Ainda a falar sobre esse problema que teve no estúdio, a possível explicação foi que o produtor quis "mostrar serviço" e certamente achou que seria uma boa oportunidade para mostrar-se incisivo, ao se impor como alguém que entendia de áudio e detectava minúcias que somente técnicos tarimbados percebem em um estúdio, mas com tal atitude atabalhoada, ele apenas demonstrou a sua ignorância sobre um fundamento técnico. 
Existem em realidade, poucos produtores que dominam diversas áreas da música e que possuem esse requinte para conhecerem instrumentos e equipamentos a fundo. 
Conclusão: seria normal que ele não soubesse desse detalhe, mas se não tivesse usado de prepotência, poderia ter escutado a explanação feita pelo Rory, que de fato conhecia essa matéria e em suas ponderações, fora bastante paciente e respeitoso com o seu ignorante comandante. Se o altivo dublê de produtor houvesse confiado em suas explicações (pois naquela altura, Rory já tinha muitos anos de experiência na música, com vários discos gravados), tudo teria sido mais fácil, pois para Rory, estúdio não era novidade na sua vida, naquela ocasião.
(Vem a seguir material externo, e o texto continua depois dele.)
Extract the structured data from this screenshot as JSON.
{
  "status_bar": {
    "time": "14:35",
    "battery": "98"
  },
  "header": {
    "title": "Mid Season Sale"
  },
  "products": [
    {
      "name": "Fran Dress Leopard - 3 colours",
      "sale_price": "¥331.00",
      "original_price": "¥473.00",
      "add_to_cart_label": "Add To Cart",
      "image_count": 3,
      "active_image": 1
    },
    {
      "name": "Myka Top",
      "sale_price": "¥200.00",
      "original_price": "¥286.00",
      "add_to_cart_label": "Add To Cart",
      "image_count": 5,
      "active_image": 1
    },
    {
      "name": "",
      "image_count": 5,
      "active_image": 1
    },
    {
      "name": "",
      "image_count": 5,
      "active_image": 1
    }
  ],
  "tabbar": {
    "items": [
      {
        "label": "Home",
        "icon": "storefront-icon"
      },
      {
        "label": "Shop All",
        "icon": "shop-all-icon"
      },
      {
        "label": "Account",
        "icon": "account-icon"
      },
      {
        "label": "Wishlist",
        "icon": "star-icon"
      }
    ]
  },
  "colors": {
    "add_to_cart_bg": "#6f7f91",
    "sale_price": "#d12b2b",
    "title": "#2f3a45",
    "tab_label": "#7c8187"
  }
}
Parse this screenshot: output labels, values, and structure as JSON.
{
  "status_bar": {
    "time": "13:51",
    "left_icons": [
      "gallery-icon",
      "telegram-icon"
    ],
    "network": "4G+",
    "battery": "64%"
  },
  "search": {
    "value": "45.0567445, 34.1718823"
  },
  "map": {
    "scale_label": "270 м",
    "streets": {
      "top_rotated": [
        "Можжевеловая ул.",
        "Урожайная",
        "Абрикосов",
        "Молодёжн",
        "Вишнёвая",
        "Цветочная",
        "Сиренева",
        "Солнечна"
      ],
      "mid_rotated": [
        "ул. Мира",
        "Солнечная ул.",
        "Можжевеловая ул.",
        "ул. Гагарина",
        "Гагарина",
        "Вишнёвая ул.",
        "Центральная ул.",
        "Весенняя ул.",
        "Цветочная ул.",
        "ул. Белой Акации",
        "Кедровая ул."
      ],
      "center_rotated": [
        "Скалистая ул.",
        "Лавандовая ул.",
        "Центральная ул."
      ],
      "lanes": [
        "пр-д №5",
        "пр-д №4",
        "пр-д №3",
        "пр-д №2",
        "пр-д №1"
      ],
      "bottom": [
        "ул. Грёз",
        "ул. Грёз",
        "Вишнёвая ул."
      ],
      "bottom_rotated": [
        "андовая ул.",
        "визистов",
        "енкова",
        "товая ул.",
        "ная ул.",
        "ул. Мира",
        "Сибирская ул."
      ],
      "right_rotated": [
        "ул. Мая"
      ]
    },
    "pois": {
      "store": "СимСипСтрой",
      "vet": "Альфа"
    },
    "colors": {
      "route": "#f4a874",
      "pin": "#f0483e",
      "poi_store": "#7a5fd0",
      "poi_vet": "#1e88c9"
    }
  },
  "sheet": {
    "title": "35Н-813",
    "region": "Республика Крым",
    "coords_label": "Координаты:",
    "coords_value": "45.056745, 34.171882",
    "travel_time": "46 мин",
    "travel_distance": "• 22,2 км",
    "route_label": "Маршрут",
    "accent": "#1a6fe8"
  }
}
Naturalmente, Ray o confundira com os músicos das bandas sofríveis da vertente do Anti-Rock, que ele tanto adorava e com as quais costumava lidar e ao ir além, com quem logicamente deparava-se com sérios problemas de execução aos instrumentos da parte de seus componentes, tecnicamente muito fracos, em meio às torturantes sessões de gravação. 
Aliás, esses entusiastas das máximas do marqueteiro que inventou esse paradigma, adoravam gabarem-se de sua decantada "atitude", mas quando precisavam gravar efetivamente e a palavra: "recording" envolta em luz vermelha, acendia-se no ambiente de um estúdio, eles sofriam complicações no âmbito intestinal ou convocavam músicos verdadeiros para gravarem em seus lugares, a ocultarem tal informação a posteriori, mas Rory sabia muito bem que esse recurso era (é) bem usado por essa turma, vide o decantado álbum de um baluarte desse tosco gênero, cujo disco que muito sujeito por aí define como: “é Rock’n Roll, baby” ... na verdade foi gravado por músicos de estúdio, pois os rapazes dessa incensada banda não reuniam condições para gravar... e Deus Salve a Rainha! Pois é...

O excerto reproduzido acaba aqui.